Although plans for most operating rooms of the future combine one or two modalities, NCIGT's advanced multimodality image-guided operating suite will comprise a 3-Tesla MRI scanner, a positron emission tomography and computed tomography scanner, an X-ray machine, a surgical microscope, and a sophisticated surgical table that moves the patient between stations. It also will include detailed visual displays to guide a surgeon during medical procedures. "We are completely changing the operating room," Jolesz says. "Today, it is a non-tech environment, but in 10 years, there will not be any operating rooms without imaging systems."

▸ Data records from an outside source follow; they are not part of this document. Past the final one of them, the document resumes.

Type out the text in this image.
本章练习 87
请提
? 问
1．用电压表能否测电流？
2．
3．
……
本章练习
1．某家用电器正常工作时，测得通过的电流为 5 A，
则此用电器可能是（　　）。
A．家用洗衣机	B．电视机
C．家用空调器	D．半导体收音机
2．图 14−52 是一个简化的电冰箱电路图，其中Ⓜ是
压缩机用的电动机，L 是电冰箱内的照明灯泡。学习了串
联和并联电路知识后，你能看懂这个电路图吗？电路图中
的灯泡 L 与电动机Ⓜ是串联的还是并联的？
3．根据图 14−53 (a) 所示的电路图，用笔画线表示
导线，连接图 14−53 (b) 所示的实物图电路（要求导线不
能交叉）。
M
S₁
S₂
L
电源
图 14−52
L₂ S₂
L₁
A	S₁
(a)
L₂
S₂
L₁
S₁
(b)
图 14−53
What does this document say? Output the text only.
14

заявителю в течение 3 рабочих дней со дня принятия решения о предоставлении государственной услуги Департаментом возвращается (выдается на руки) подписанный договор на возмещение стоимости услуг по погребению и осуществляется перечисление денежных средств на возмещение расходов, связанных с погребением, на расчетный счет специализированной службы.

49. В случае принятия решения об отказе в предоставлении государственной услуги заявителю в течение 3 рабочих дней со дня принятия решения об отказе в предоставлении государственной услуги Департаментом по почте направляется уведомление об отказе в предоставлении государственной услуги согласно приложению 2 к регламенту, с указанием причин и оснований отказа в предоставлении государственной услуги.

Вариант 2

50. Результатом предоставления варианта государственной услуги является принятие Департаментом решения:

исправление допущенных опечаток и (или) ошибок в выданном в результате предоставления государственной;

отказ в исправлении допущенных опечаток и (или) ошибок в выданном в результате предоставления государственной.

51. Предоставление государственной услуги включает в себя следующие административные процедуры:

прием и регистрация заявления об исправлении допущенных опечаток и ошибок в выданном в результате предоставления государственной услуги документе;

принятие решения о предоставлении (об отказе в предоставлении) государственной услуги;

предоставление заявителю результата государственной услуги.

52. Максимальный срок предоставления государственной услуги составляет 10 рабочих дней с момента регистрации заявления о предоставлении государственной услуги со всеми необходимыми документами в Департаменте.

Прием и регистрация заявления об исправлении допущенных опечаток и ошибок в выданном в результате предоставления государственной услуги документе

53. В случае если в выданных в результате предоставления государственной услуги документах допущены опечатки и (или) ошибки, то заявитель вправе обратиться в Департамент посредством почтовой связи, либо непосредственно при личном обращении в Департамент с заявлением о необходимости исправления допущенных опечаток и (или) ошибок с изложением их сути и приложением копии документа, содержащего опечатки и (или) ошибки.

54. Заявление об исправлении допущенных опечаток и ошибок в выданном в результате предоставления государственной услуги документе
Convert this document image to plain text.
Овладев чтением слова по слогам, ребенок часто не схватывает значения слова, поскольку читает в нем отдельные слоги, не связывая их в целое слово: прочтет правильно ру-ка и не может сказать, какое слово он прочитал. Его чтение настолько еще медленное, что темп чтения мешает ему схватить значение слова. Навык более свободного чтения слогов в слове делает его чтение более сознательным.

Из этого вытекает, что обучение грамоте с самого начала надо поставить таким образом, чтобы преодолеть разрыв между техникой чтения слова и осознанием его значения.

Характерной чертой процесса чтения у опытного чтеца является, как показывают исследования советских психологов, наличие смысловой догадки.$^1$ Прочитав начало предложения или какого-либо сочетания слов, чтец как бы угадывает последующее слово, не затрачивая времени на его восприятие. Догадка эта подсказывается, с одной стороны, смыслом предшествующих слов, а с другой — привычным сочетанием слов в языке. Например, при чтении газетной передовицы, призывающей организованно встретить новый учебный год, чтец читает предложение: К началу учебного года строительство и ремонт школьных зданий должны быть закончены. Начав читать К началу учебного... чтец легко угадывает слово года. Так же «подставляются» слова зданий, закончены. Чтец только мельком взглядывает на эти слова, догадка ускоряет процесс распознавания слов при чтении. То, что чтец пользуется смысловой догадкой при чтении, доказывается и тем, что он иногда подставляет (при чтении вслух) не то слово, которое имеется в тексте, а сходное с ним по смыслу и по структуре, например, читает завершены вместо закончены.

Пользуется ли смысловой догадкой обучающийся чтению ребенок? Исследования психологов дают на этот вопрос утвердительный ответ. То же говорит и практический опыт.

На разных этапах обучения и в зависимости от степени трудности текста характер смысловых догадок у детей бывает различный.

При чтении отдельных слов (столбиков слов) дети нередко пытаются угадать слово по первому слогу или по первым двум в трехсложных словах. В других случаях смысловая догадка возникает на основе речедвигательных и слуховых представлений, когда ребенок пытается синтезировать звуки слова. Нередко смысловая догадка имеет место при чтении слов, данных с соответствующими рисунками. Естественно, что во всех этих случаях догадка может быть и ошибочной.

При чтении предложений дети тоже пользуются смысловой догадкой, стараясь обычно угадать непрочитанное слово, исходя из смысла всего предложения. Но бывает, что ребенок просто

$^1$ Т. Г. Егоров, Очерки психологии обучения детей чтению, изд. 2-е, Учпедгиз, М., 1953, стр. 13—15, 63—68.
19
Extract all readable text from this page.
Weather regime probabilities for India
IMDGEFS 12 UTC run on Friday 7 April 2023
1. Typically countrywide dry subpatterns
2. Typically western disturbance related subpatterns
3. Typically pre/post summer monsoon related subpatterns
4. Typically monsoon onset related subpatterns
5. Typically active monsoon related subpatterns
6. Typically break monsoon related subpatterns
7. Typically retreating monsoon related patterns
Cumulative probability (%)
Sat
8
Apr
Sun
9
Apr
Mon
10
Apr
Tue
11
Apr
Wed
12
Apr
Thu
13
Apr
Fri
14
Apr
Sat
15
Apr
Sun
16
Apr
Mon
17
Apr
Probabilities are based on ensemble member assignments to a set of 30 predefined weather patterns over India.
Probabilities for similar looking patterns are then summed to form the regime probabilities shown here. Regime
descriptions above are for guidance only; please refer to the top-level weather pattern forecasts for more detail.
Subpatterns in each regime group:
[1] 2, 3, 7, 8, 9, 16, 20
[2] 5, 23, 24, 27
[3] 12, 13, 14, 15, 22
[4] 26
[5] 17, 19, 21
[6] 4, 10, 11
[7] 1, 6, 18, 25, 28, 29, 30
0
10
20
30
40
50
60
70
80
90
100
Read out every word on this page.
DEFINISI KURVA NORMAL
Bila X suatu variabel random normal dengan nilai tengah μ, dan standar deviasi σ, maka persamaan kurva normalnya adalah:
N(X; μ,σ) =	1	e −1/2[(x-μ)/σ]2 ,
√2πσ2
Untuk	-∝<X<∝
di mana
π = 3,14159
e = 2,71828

The NCIGT is somewhat unique in receiving core funding from several NIH institutes, and its investigators also have individual research grants. This integrated support allows them to conduct cutting-edge research and development that would be difficult to do elsewhere. But another important component of the NCRR grant is dissemination. "Our methods are given to other people," explains Jolesz. "That is the difference the NCRR grant makes. It allows for the spread of technology. We also provide training. An important aspect of technology is education, which is critical if we want new approaches to be adopted."

And as the approaches developed by researchers at NCIGT and other biomedical technology research resources continue to make their way into the clinic, patient care will be dramatically transformed. The biggest change that will occur, according to Jolesz, will be minimizing the invasiveness of the surgery. With new imaging methods, tumors will be destroyed while other tissues are left intact, and surgeons will have tools to better navigate the brain and help patients with Parkinson's disease or epilepsy. The operating room of the future will result in safer procedures, fewer complications and side effects, and shorter hospitalizations. Some patients have already reaped the benefits.